§ 53-341. Other real estate.
(a) A State trust company shall not acquire real estate other than a State trust company facility for its own account except:
(1) Securitized interests in real estate and obligations secured by real estate;
(2) As necessary to avoid or minimize a loss on an investment previously made in good faith; or
(3) As provided by rules, orders, or declaratory rulings of the Commissioner.
(b) To the extent reasonably necessary to avoid or minimize loss on real estate acquired as permitted by subsection (a) of this section or under G.S. 53-340, a State trust company may exchange real estate for other real estate or personal property, invest additional funds in or improve such real estate, or acquire additional real estate.
(c) Except as provided in subsection (d) of this section, a State trust company shall dispose of any real estate acquired as permitted by subdivision (2) of subsection (a) of this section or under G.S. 53-340:
(1) In the case of real estate acquired under subdivision (2) of subsection (a) of this section, on or before the fifth anniversary of:
a. The date it was acquired; or
b. The date it ceases to be used as a State trust company facility if it began to be so used after its acquisition.

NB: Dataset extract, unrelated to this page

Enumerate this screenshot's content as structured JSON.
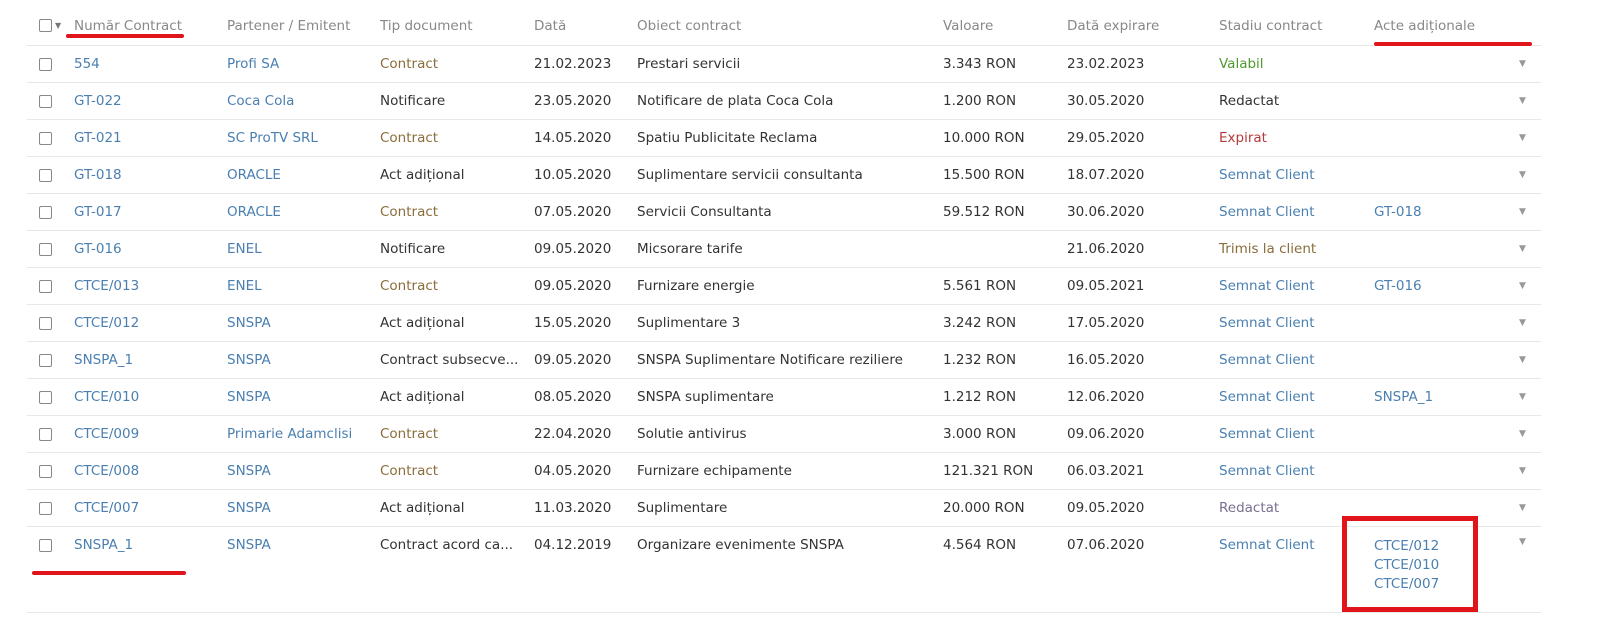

(2) In the case of real estate acquired under G.S. 53-340, on or before the third anniversary of the date it ceases to be a State trust company facility as provided by G.S. 53-340.
(d) The Commissioner may grant one or more extensions of time for disposing of real estate if the Commissioner determines that:
(1) The State trust company has made a good faith effort to dispose of the real estate and has been unable to do so on reasonably advantageous terms; or
(2) Disposal of the real estate otherwise would be detrimental to the State trust company. (2001-263, s. 1.)